Anhui Polytechnic University
- Other names: AHPU
- Former names: Anhui Mechanical University Wuhu Mechanical School Anhui University of Technology and Science
- Type: Public university
- Established: 1935
- President: Wang Shaowu
- Academic staff: 800
- Administrative staff: 1,200
- Students: 19,000
- Location: Wuhu, Anhui, China
- Campus: Urban area;
- Website: ahpu.edu.cn

= Anhui Polytechnic University =

Provincial public university in Wuhu, Anhui, China

Anhui Polytechnic University (AHPU; 安徽工程大学 (安徽工程大学, Ānhuī gōngchéng dàxué)) is a provincial public university in Wuhu, Anhui, China. It is affiliated with the Anhui Provincial Government.

The university provides programs in the fields of science and technology, engineering, management and economics.

== History ==
Anhui Polytechnic University (AHPU) is located in the national open city: Wuhu city in Anhui province, with an easy access to Nanjing (about 40 minutes by fast train) and Shanghai (about 2 and a half hours by fast train). AHPU is a provincial, multi-disciplinary university with strength in engineering and one of the universities for priority development in Anhui.

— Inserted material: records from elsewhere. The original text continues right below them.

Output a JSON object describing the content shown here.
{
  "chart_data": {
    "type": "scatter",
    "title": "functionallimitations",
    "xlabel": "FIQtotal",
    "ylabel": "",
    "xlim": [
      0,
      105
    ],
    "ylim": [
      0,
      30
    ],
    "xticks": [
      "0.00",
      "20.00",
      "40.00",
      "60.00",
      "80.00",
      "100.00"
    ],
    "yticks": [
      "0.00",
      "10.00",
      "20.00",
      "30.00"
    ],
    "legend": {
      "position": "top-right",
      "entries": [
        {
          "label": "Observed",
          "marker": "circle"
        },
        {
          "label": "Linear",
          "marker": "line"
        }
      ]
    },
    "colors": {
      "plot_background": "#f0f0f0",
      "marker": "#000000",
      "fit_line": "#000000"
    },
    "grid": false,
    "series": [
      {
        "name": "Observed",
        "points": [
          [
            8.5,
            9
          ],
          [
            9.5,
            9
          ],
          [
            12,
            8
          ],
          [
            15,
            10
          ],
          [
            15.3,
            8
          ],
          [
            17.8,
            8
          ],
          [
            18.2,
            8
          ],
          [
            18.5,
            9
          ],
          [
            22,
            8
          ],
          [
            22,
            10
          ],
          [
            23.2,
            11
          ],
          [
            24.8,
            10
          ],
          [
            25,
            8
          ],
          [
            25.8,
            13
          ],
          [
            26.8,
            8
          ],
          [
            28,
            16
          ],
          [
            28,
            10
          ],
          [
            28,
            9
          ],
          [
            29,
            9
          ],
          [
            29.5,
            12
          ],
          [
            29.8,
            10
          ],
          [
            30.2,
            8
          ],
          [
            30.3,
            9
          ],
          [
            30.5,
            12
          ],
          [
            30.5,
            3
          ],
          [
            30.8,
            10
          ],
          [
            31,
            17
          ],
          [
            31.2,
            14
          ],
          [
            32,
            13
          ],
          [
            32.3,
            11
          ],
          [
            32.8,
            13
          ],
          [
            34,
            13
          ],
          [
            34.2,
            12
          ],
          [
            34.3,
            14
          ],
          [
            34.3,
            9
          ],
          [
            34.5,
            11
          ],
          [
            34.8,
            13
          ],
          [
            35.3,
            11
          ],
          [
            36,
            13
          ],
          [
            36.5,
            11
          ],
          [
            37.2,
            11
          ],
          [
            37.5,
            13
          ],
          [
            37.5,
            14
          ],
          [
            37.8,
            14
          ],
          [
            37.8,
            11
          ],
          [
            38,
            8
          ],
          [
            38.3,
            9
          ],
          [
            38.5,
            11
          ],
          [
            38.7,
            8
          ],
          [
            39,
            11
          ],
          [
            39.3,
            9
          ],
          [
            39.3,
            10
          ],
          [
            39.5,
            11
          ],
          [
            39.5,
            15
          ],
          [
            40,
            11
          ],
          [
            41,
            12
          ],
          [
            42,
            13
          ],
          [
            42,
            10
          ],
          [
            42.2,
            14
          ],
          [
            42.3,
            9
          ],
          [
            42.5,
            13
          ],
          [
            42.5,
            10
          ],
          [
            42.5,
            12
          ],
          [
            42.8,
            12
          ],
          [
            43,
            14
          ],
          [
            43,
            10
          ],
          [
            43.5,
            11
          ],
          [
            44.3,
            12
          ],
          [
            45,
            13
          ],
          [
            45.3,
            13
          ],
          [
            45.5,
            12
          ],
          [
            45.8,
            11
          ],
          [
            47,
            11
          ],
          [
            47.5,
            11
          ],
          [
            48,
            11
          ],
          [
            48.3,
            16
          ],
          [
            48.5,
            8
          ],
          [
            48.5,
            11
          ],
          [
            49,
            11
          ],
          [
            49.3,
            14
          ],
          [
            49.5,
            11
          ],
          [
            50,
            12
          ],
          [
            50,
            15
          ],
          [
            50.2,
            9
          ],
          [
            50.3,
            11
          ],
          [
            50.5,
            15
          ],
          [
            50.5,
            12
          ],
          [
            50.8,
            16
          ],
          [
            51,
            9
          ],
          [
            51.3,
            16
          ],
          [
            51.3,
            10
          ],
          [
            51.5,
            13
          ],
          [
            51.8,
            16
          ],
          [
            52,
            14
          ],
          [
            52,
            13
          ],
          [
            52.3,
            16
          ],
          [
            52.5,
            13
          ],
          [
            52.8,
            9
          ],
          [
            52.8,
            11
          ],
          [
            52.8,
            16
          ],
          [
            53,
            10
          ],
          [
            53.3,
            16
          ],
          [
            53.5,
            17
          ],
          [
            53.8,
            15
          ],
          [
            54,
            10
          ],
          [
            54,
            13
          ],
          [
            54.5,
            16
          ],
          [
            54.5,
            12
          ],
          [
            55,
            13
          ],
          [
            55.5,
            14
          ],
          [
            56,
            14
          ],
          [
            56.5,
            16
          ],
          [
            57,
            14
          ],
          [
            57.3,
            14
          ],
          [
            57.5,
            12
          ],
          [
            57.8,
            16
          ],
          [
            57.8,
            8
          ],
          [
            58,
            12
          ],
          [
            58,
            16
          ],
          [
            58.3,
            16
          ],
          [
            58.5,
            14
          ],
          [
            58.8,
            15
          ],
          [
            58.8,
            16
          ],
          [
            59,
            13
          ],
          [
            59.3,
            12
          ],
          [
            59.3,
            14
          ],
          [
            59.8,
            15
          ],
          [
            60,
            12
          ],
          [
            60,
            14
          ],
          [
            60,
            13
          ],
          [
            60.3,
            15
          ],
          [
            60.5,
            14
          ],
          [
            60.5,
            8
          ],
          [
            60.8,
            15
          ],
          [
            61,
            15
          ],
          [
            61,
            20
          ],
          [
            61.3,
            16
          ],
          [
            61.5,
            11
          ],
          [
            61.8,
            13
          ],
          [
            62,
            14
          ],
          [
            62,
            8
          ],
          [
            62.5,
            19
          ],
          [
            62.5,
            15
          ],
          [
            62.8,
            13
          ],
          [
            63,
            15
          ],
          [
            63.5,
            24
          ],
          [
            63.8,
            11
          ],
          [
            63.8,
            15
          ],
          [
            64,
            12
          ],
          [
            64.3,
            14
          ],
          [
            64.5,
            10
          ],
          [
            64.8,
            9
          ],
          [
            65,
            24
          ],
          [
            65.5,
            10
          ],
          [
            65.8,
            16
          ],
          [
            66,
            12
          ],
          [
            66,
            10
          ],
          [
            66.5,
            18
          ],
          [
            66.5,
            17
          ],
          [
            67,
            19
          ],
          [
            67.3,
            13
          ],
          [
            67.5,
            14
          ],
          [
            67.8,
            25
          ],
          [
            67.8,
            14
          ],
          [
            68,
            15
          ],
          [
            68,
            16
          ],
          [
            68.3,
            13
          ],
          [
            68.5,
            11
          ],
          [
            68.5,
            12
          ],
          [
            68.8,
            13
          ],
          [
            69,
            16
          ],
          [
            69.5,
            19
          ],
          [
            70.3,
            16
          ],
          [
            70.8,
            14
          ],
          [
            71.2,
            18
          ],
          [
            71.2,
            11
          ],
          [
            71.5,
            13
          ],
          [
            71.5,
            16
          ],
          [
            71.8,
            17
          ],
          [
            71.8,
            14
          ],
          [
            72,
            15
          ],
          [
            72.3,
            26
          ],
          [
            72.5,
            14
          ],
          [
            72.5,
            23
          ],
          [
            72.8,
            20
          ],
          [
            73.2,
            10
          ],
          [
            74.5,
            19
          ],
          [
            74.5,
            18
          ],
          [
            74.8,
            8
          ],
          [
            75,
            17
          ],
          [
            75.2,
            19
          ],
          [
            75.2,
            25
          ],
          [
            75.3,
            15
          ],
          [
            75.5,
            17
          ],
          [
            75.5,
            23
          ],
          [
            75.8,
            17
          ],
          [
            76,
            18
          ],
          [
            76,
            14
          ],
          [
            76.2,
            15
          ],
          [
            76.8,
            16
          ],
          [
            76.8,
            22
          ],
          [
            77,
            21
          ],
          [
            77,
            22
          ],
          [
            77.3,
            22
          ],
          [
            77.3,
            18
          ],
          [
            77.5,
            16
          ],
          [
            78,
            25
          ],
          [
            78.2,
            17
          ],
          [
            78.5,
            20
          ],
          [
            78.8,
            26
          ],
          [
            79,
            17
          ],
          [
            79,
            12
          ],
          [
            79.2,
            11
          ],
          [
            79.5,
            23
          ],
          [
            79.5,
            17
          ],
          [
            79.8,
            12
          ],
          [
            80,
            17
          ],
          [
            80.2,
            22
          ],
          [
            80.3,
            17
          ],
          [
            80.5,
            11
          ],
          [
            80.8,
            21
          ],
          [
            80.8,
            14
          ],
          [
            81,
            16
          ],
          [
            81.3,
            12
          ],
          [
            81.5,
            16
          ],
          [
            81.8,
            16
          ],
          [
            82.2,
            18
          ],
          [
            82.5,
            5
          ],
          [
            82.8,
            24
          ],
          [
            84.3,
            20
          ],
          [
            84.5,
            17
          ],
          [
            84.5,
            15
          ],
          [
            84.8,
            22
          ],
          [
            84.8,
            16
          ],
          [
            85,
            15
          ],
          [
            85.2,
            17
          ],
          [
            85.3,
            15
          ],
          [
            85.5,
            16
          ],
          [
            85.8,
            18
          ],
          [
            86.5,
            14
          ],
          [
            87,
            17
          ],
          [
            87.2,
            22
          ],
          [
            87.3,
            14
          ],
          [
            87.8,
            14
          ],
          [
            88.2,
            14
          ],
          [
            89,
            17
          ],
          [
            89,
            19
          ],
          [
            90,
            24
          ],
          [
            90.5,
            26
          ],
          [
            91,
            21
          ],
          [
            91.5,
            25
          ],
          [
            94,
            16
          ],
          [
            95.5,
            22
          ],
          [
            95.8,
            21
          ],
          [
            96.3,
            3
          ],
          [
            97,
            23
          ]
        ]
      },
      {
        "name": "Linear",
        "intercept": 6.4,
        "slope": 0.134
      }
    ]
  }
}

The schooling can be traced back to 1935 when the Spanish Catholic Church founded Anhui Neisi Technical School, which, thereafter, renewed its name as Wuhu Electrical Motor Manufacture School, Wuhu Mechanical School, Anhui College of Mechanical & Electrical Engineering, Anhui University of Technology & Science and Anhui Polytechnic University since 2010.

AHPU covers an area of 140 hectares, with a total construction area over 500,000 square meters, a total asset for teaching and research equipment 258 million RMB and a collection of over 1.5 million books in the library. Its faculty totals approximately 1300, with over 1000 as full-time teachers, of which 85% have doctorate or master degrees. Besides, AHPU employs renowned scholars both at home and abroad as its guest professors, including academicians of Chinese Academy of Sciences and Chinese Academy of Engineering, and introduces some high-level talents, including "The Yangtze River Scholars", to be its leading scientists of disciplines. Currently, with disciplines covering engineering, science, humanities, management, economy, law and arts etc., AHPU comprises 14 schools, offering 74 undergraduate programs, among which 14 are national or provincial featured programs, 15 are national or provincial comprehensive reform programs and 12 are national or provincial "Excellent Talents Programs". AHPU runs the master programs in 12 major disciplines and 7 professional master programs, of which 5 are in engineering fields. Nowadays, AHPU is jointly constructing "School of international engineers" with Wuhu municipal government and thus initiates a new talent cultivation pattern characterized by a combination of "Industry, School, Research and Application" and an integrity of "Internationalization, Engineering, Industrialization and Diversity". AHPU has established partnership with about 20 renowned universities from USA, UK, France, Germany, Italy, South Korea, Thailand and Taiwan Region to carry out joint-education programs, talent cultivation and scientific researches.